El sello más grande se asoció con ElevenLabs, una empresa que copia voces. Un fan va a poder remezclar temas. El artista tiene que decir que sí.

EMA MUSIC ·

Auriculares de estudio
Auriculares Beyerdynamic DT 990 Pro. Foto: ChromeGames923 / Wikimedia Commons, CC BY-SA 4.0.

Universal Music Group es una de las tres compañías más grandes de discos del mundo. Las otras dos son Warner y Sony. Un sello, en criollo, es la empresa que firma a un artista, es dueña de la grabación y cobra cuando esa canción suena en Spotify o en un video. Esta semana Universal anunció un trato con ElevenLabs. ElevenLabs no es un cantante. Es una empresa que hace programas capaces de copiar una voz.

Van a armar juntos una página. Según ellos, un fan va a poder mezclar canciones que ya existen, cruzar un tema con otro y escuchar versiones nuevas, incluso con una voz que suene a alguien famoso. No es un estudio de grabación. Es un permiso: la compañía deja que un programa use esas canciones.

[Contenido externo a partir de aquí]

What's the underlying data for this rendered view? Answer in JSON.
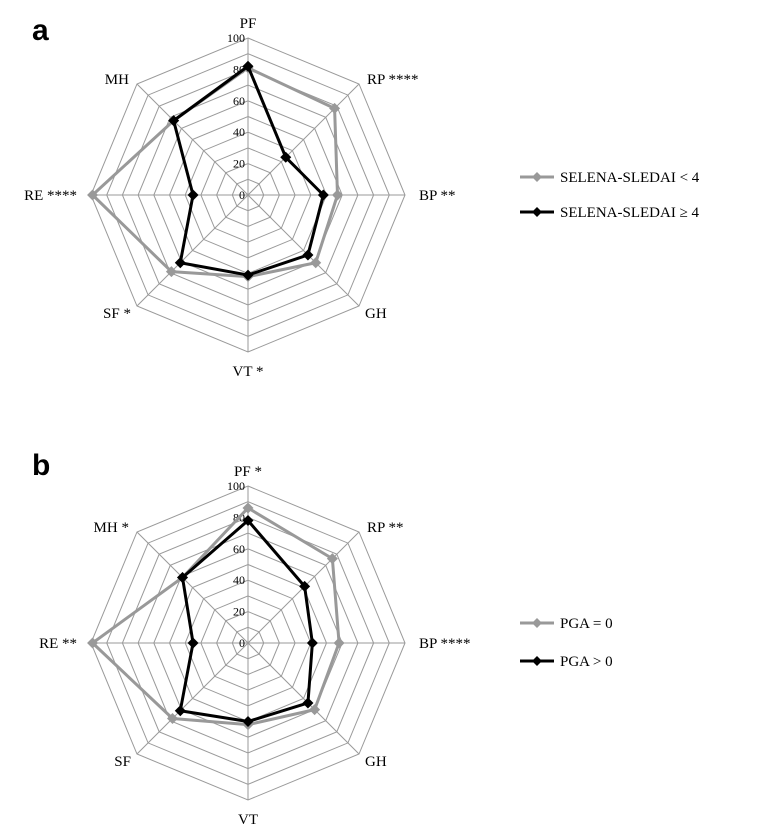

Ese permiso no es para todos los artistas. Hay que decirlo claro: el cantante o el grupo tiene que aceptar. Si no dice que sí, su música no entra. No es que mañana cualquiera le cambia la letra a un hit de Bad Bunny o de Taylor Swift. EMA no va a adivinar cuántos van a aceptar. El dato es ese: hay que marcar que sí.

Un día antes pasó otra cosa parecida. Suno es otro programa. Este no copia una voz: inventa canciones si le escribís lo que querés oír. Warner —el otro sello grande— acaba de dejar que Suno aprenda con sus discos. Universal, en cambio, sigue en juicio contra Suno, junto a Sony. Dice que copió música sin permiso. La misma industria firma con una inteligencia artificial y demanda a la de al lado.

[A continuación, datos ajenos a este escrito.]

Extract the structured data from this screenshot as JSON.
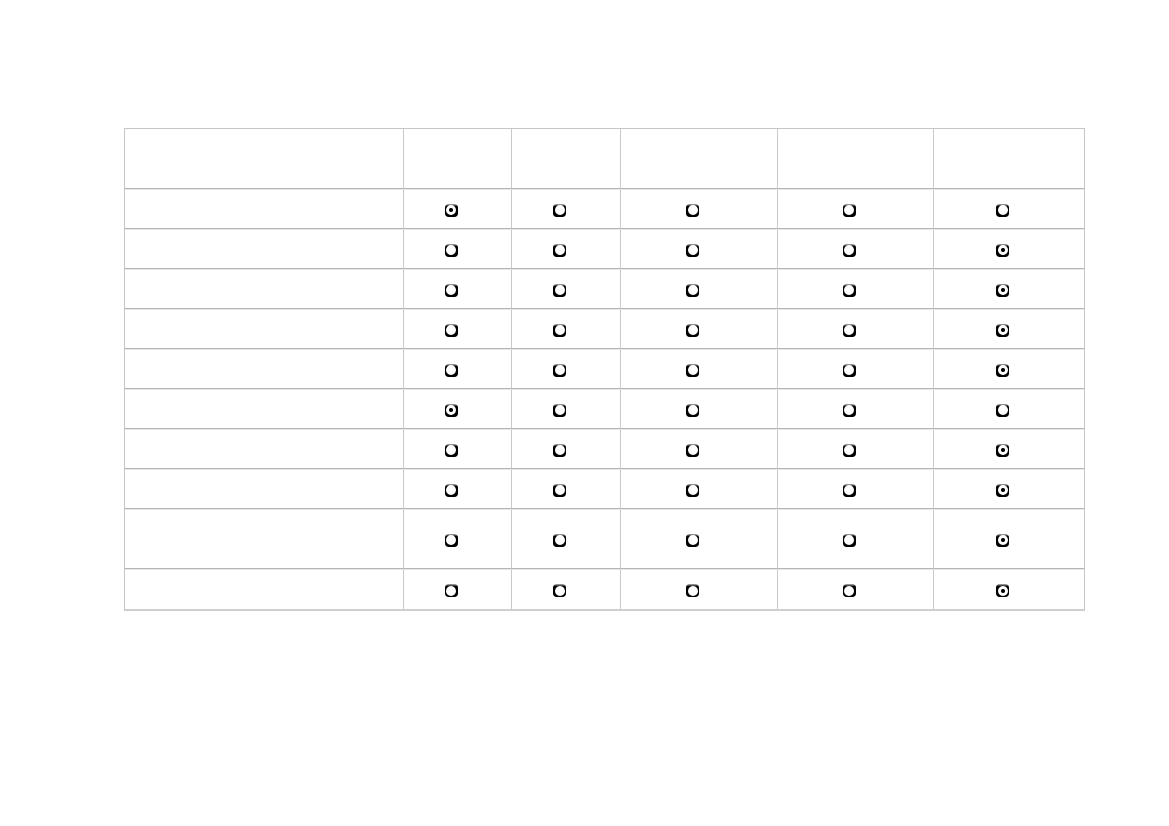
{
  "window": {
    "background": "#ffffff"
  },
  "survey_table": {
    "corner_header": "",
    "option_headers": [
      "",
      "",
      "",
      "",
      ""
    ],
    "rows": [
      {
        "label": "",
        "selected_option": 1
      },
      {
        "label": "",
        "selected_option": 5
      },
      {
        "label": "",
        "selected_option": 5
      },
      {
        "label": "",
        "selected_option": 5
      },
      {
        "label": "",
        "selected_option": 5
      },
      {
        "label": "",
        "selected_option": 1
      },
      {
        "label": "",
        "selected_option": 5
      },
      {
        "label": "",
        "selected_option": 5
      },
      {
        "label": "",
        "selected_option": 5
      },
      {
        "label": "",
        "selected_option": 5
      }
    ],
    "colors": {
      "grid_vertical": "#c9c9c9",
      "grid_horizontal_dark": "#b5b5b5",
      "grid_horizontal_light": "#e9e9e9",
      "outer_border": "#c6c6c6",
      "radio_outer": "#000000",
      "radio_inner": "#ffffff",
      "radio_dot": "#000000"
    }
  }
}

Durante un par de años los sellos fueron a los tribunales. Los programas se habían tragado discos enteros para “aprender” a hacer música. Ahora una parte de esas mismas compañías cobra por abrir la puerta. El presidente de Universal habló de plata nueva para artistas y autores. ElevenLabs dijo que van a cobrar “de forma justa”. Eso lo dicen ellos. Lo que se ve es el cambio: de “esto no se toca” a “esto se alquila”.

Para el que escucha, todavía no hay un botón en Spotify. Esta página todavía no está en el celular. Puede servir para oír un tema de otra manera. También puede hacer que una voz famosa suene en un audio que esa persona nunca grabó. Las dos cosas pueden pasar. Por eso importa que el artista acepte: no es lo mismo un remix con permiso que una copia suelta de la voz.

EMA no está para festejar la máquina ni para pedir que la cierren. Está para mirar quién cobra cuando una canción deja de ser solo un tema y pasa a ser material para que un programa trabaje. Spotify te entrega la canción. Si el sello firma, la inteligencia artificial te entrega otra versión. Si el artista dice que sí, entra. Si dice que no, su música sigue siendo la de siempre.

El juicio sigue. Al lado, abrieron una caja para cobrar.